From a clinician's perspective there are some unfortunate omissions in this paper. We are not told how many patients were admitted to the authors' unit with COPD exacerbations during the study period, or what proportion of them were considered not to have an infection or other specific cause and were thus referred for possible inclusion. Most COPD patients presenting with an exacerbation have features suggesting infection, and such patients were not included in this study. In fact, the widely used Anthonisen criteria2 for determining whether a severe exacerbation is present rely on sputum volume and purulence in addition to an increase in dyspnea for the definition. The study also excluded the most severely ill patients, those requiring intubation and mechanical ventilation. Thus, the patients in this study may have represented a minority of the COPD exacerbations seen at the authors' institution during the study period.
These patients were also not the "end-stage" patients in whom many exacerbations occur. Most of them would be classified as Stage II or III by the GOLD criteria, based on their baseline FEV1 values. Their exacerbations would not have been judged severe by blood gas criteria: arterial pH values are not provided, but mean admission PCO2 42 mm Hg and PO2 62 mm Hg breathing room air would not be expected in many patients presenting with severe exacerbations. In addition, the paper does not include hospital length-of-stay or mortality data on the patients. Thus, clinicians attempting to apply this study's findings to their own practices need to be aware of the selected nature of the patients who were included.

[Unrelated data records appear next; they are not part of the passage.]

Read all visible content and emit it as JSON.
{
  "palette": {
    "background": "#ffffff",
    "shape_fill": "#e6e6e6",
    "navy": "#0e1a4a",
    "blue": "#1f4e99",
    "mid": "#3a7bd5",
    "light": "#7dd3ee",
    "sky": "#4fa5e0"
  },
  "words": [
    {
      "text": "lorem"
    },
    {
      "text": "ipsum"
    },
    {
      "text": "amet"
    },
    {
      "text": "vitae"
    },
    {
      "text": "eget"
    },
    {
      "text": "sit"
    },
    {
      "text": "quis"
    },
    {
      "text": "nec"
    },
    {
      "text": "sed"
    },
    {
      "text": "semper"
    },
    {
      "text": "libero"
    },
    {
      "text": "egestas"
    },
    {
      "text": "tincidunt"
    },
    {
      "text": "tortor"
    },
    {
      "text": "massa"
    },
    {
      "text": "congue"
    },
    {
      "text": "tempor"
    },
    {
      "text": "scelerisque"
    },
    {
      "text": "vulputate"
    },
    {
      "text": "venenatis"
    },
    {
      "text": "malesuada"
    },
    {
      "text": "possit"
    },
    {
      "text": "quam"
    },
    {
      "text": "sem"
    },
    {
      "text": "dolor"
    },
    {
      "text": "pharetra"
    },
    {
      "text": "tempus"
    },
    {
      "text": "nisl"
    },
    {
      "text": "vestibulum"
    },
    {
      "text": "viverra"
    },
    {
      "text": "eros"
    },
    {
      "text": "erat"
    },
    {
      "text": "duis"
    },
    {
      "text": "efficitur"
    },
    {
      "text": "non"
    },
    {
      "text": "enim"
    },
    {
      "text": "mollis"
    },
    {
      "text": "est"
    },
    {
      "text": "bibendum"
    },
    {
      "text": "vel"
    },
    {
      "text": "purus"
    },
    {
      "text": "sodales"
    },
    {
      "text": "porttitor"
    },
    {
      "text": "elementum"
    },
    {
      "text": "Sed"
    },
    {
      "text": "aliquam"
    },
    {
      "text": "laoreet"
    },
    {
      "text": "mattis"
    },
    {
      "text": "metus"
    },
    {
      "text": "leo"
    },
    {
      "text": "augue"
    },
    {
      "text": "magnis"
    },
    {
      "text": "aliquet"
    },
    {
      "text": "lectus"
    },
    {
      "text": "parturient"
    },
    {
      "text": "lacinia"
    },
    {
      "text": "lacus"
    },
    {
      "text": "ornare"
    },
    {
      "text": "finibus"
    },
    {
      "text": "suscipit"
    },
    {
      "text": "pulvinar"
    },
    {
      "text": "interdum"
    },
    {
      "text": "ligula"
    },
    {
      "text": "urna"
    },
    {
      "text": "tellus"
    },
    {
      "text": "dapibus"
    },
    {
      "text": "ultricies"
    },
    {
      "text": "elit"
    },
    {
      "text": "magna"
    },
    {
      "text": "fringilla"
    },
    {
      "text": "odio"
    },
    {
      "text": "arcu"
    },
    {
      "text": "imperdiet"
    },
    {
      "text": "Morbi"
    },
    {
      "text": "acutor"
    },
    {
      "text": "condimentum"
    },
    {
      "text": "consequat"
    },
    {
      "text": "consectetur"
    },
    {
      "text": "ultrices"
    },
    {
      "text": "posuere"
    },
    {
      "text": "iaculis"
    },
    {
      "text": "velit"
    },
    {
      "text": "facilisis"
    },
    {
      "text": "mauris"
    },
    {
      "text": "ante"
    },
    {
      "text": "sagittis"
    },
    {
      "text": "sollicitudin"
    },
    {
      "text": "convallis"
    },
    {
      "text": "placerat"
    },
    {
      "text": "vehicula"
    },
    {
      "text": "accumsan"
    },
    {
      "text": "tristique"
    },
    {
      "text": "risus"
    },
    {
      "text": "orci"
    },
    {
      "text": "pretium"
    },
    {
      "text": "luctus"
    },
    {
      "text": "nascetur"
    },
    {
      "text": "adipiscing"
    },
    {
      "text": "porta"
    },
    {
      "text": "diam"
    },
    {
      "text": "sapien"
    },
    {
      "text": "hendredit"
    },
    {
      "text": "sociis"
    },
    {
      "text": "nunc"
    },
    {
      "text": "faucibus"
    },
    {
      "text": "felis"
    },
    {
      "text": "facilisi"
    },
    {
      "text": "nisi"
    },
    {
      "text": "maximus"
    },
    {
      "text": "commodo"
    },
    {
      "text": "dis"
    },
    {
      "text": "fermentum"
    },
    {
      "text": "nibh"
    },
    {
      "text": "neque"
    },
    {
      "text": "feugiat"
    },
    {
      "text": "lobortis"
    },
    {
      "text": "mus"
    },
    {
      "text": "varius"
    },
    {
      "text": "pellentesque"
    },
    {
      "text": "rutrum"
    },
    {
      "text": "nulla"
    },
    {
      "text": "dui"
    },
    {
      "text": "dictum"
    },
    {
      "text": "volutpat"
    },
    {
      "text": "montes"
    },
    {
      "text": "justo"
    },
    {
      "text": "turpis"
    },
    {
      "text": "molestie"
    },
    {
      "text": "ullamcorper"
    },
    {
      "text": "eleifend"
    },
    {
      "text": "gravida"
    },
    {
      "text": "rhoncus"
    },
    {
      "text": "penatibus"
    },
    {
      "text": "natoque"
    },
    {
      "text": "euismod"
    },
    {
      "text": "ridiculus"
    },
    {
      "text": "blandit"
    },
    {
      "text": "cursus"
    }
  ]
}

For me, the take-home message of this study is that when patients with known COPD present with an acute clinical deterioration and do not have the usual features of a severe exacerbation, PE should be considered-especially if they have a known malignancy, a history of thrombosis, or an arterial PCO2 lower rather than higher than expected. The prevalence of PE in the general population of COPD patients presenting with an exacerbation cannot be determined from this study.
References
- Wicki J, et al. Assessing clinical probability of pulmonary embolism in the emergency ward: a simple score. Arch Intern Med. 2001;161:92-97.
- Anthonisen NR, et al. Antibiotic therapy in exacerbations of chronic obstructive pulmonary disease. Ann Intern Med. 1987;106:196-204.